If you pay someone by writing them a cheque, and they then lose the cheque...then have you paid them?
 
Yes.
If you paid them in cash and they lost the money you have still paid them.
 
You only pay them when the cheque is honoured. So no.

If I write you a cheque and there are insufficient funds then have I paid you?
 
You only pay them when the cheque is honoured. So no.
So you would happily return to a shop and re-write a cheque for the goods you now have in your house?

If I write you a cheque and there are insufficient funds then have I paid you?
A different issue
the shop would ask for a cheque guarantee card, therefore guaranteeing them payment...

A lot of tradespeople do as well.
Thats why in my view I have paid them.
 
An honest man would cancel the first cheque and write another, assuming the first hadn't been cashed.
 
If you pay someone by writing them a cheque, and they then lose the cheque...then have you paid them?

No. All you have done is write a cheque. You haven't actually given them any money until the cheque has been presented and cleared your account.

However, you will need to put a stop on the lost cheque, to stop it being paid in future.

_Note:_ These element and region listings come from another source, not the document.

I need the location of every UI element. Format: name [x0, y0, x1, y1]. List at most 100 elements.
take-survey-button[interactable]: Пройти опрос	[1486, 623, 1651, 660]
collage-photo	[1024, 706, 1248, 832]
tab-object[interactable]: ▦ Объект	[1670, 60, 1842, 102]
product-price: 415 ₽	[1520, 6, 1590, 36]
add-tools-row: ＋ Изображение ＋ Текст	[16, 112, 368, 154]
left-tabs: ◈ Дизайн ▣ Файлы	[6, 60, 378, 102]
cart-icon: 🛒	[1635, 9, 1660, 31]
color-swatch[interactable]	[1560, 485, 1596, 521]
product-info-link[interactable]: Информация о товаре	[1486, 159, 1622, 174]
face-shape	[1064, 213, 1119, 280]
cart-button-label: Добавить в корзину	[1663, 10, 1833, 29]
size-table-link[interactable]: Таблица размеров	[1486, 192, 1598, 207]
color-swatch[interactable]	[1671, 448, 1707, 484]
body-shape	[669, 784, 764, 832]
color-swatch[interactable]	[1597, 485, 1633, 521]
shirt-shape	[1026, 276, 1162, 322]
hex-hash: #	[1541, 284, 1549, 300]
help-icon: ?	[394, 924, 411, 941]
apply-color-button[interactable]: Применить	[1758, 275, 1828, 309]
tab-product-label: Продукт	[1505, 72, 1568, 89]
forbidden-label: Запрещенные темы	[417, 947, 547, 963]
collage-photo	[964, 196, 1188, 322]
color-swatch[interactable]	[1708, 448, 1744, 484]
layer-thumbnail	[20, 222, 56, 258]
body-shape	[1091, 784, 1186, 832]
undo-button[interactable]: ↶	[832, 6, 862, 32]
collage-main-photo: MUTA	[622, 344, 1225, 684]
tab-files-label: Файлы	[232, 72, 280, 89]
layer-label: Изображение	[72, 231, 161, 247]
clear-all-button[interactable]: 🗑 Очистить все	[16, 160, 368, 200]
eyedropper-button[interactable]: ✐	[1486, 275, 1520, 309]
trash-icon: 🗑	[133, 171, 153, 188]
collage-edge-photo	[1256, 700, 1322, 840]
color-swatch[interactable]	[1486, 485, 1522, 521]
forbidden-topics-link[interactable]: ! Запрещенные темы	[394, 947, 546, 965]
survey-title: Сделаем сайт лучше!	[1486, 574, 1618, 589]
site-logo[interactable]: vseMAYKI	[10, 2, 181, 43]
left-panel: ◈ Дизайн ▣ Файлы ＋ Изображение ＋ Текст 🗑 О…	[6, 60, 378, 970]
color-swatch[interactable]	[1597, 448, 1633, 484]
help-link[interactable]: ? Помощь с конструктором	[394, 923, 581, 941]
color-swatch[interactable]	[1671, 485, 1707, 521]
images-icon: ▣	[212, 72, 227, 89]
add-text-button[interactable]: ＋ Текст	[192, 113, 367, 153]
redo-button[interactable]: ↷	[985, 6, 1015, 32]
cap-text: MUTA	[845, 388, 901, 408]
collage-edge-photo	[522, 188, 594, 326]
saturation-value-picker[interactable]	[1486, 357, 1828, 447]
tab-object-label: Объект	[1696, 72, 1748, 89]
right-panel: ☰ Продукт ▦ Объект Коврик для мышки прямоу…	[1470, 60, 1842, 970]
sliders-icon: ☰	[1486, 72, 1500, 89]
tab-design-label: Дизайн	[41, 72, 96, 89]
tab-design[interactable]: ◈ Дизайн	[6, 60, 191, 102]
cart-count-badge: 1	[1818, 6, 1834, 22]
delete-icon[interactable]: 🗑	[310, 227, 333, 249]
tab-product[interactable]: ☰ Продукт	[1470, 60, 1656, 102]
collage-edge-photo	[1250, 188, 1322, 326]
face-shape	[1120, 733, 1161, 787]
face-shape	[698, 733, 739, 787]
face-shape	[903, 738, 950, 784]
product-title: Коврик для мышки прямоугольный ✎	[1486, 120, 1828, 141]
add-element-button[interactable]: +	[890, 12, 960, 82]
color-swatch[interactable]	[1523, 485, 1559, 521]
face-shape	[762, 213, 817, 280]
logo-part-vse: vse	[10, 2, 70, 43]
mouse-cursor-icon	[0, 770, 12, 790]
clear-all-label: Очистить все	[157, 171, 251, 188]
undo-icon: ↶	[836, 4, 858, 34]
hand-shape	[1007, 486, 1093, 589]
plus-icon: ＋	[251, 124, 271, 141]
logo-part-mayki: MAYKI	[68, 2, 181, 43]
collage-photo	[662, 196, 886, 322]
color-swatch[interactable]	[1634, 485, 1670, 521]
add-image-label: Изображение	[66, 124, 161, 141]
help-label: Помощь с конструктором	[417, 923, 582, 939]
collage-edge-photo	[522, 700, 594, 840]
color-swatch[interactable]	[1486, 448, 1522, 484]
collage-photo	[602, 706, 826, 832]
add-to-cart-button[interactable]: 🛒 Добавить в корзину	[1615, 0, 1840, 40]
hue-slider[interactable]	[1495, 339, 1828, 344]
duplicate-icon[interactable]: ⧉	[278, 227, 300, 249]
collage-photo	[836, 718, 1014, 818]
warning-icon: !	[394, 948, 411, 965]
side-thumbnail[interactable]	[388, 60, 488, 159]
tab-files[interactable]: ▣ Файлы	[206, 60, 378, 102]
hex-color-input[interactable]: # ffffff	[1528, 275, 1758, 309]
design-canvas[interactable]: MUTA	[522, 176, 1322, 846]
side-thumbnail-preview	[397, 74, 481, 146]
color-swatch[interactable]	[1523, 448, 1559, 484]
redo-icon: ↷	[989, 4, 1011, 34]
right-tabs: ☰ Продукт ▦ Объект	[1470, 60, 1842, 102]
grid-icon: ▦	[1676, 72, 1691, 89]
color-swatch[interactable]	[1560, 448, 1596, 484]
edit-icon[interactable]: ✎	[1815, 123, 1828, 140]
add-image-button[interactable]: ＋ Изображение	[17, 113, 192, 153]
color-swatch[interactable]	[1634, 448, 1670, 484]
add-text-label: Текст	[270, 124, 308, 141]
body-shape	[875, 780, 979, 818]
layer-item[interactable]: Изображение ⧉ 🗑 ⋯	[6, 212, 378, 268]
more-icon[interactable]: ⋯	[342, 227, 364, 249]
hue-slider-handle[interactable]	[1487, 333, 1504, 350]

The payee who lost the cheque should pay your bank's charges for stopping the cheque.
 
So, if I handed £500 cash for a TV which I then took home, and the shopkeeper lost that cash on the way to the bank then that means that I would legally own the TV. However, if he lost a cheque for £500 then I would, in effect, be harbouriing goods I am not entitled to?
 
He wouldn't give it to you without it being cleared - unless he was mad.